По ссылке от
Ещё совсем молодым человеком, за несколько лет до Революции, Бабеф задавался следующим до слёз наивным в понимании XXI века вопросом: «…каково было бы состояние народа, все общественные учреждения которого были бы таковы, чтобы обеспечивали полное равенство между всеми людьми: чтобы земля принадлежала всем вместе и никому в отдельности, чтобы, наконец, всё было общим, до произведений всякого рода промышленности. Были бы согласны такие учреждения с естественным законом? Возможно ли, чтобы такое общество могло существовать, и чтобы было мыслимо приводить в исполнение такое распределение продуктов?». Однако, вопрос этот не с неба на него свалился. Детство Франсуа было полным лишений. Он начал работать с 16 лет. Нищета. А работал он землемером в своей родной Пикардии. И революция застала его комиссаром по межевым делам. И Бабеф досконально знал, какова степень наглого и несправедливого распределения собственности в эксплуататорском обществе, и во что эта несправедливость обходится миллионам тружеников.
Первое время, вероятно, очень недолго, он верил, будто освобождение автоматически предусматривает и справедливость распределения. Но по мере движения революционного процесса Бабеф обнаружил, что единосущная троица Великой Французской Революции — Свобода, Равенство и Братство, распадается, при малейшей попытке воплотить одну из двух первых её составляющих, а третья составляющая, Братство, таким образом, просто повисает в воздухе. Свобода порождает неравенство, а равенство требует значительного ограничения свободы. Поэтому о братстве не может быть и речи. Что же делать? Вероятно, такое триединство не закономерно. Его необходимо разделить.

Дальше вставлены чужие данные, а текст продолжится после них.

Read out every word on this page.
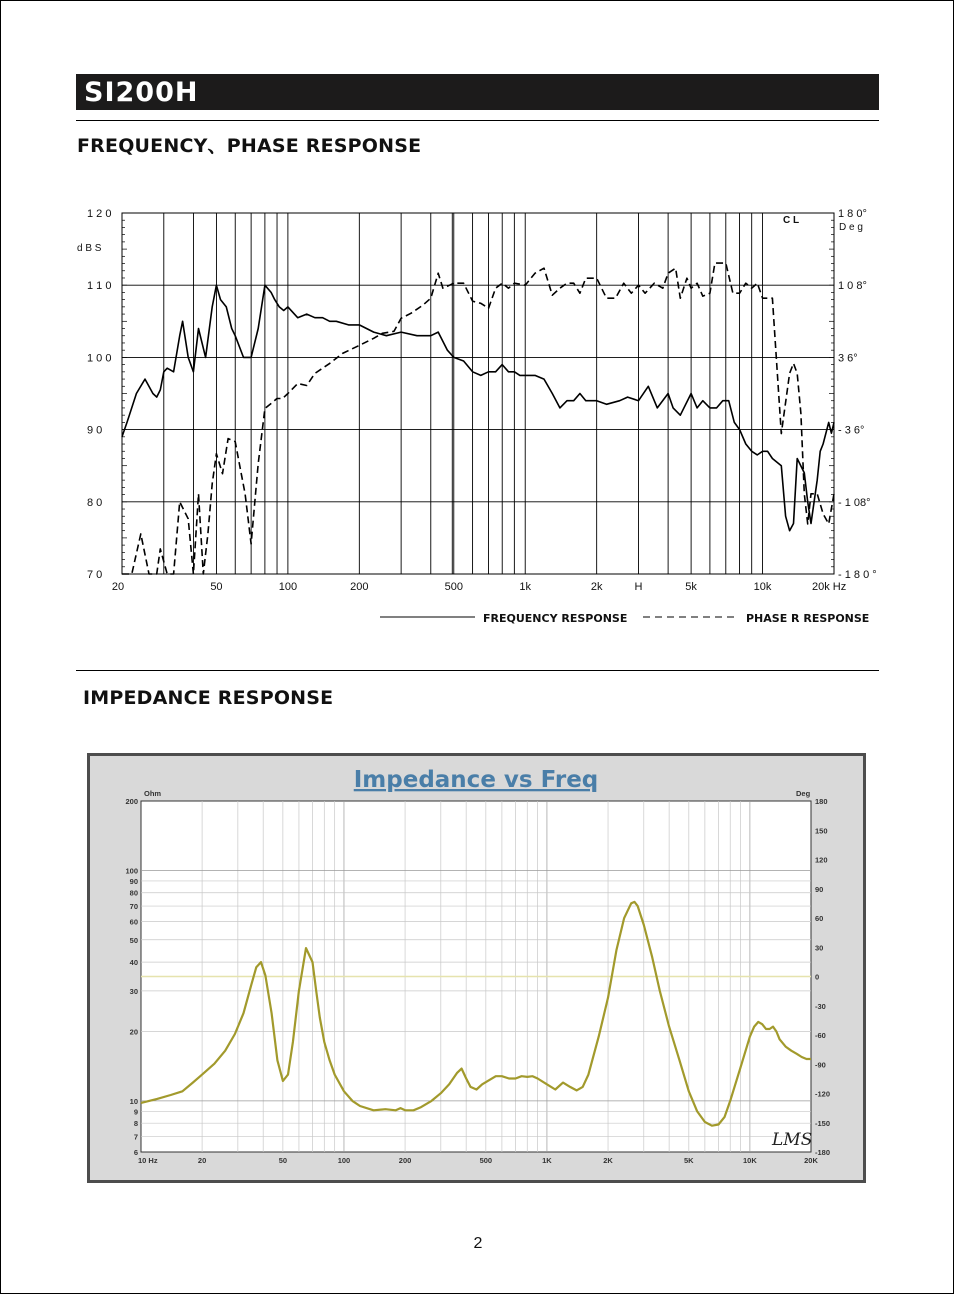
SI200H
FREQUENCY、PHASE RESPONSE
1 2 0
1 1 0
1 0 0
9 0
8 0
7 0
1 8 0°
1 0 8°
3 6°
- 3 6°
- 1 08°
- 1 8 0 °
d B S
D e g
C L
20	50	100	200	500	1k	2k	H	5k	10k	20k Hz
FREQUENCY RESPONSE	PHASE R RESPONSE
IMPEDANCE RESPONSE
Impedance vs Freq
Ohm	Deg
200
100
90
80
70
60
50
40
30
20
10
9
8
7
6
180
150
120
90
60
30
0
-30
-60
-90
-120
-150
-180
10 Hz	20	50	100	200	500	1K	2K	5K	10K	20K
LMS
2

Он был, в сущности, совершенно простым человеком. Когда оказалось, что приходится выбирать между свободой и равенством, он без колебаний выбрал равенство — ведь наличие свободы обязательно предусматривает имущественное неравенство, а простому человеку свойственно думать прежде всего о материальном. Он выбрал равенство и в сердце своём принёс ему в жертву свободу. Иного выхода не было, свобода и равенство несовместимы — весь мир убедился в этом, когда во Франции, освобождённой яростным порывом народного возмущения, немедленно невесть откуда появились богачи, ограничить аппетиты которых оказалось гораздо труднее, чем расправиться с тысячелетней аристократией, ведущей своё происхождение от самих Меровингов, а нищих стало больше, чем во времена проклятых Бурбонов.
Ситуация, знакомая каждому из нас, кто пережил начало горбачёвской перестройки. Я-то в те смутные годы без колебаний выбрал свободу, потому что — профессорский сынок — не привык ценить ломоть хлеба превыше всех благ земных. Мне свобода дороже, и я либерал. Ну, а Франсуа Бабеф либералом не был. Ему нужно было равенство. Да вот его беда — добиться равенства, судя по всему, совершенно невозможно, не учиняя грабежа и кровопускания. А Бабеф был очень мирным человекам, его кровожадная воинственность кое-как ещё проявлялась на бумаге в меру очень ограниченных литературных способностей, не более того.
План Заговора во имя равенства, который возник ещё в тюрьме и во главе которого, выйдя из тюрьмы, встал Бабеф как идейный вдохновитель и непосредственный участник был на редкость кровожаден и совершенно невыполним. Вот этот план вкратце: 1.Убить всех директоров республики; 2.Овладеть залами заседаний Совета пятисот и Совета старейшин; 3.Запретить под страхом смерти всем должностным лицам продолжать отправление своих обязанностей. А затем. Преследовать беспощадно и убивать на месте всякого, кто окажет сопротивление. Восстание должно начаться звоном колоколов в разных частях города. 16 тысяч заговорщиков должны рассыпаться по всему Парижу и разносить слух, будто Директория намеревается восстановить монархию. И так далее. Святая простота. Среди этих 16 тысяч было, вероятно, не менее нескольких сотен полицейских агентов. Все руководители были арестованы как раз накануне выступления. Ей-Богу, смешно, но не хочется смеяться.
Что касается кровопускания, то единственным человеком, которому пустил кровь Франсуа Бабеф (Гракх Бабеф!), оказался он сам. Выслушав смертный приговор, он выхватил спрятанный нож и ударил им себя в грудь. Нож сломался, несчастный пророк равенства остался жив и был притащен на эшафот, истекающим кровью. Его гильотинировали. Осталась огромная, совершенно безо всяких средств к существованию, семья. Ужасная судьба.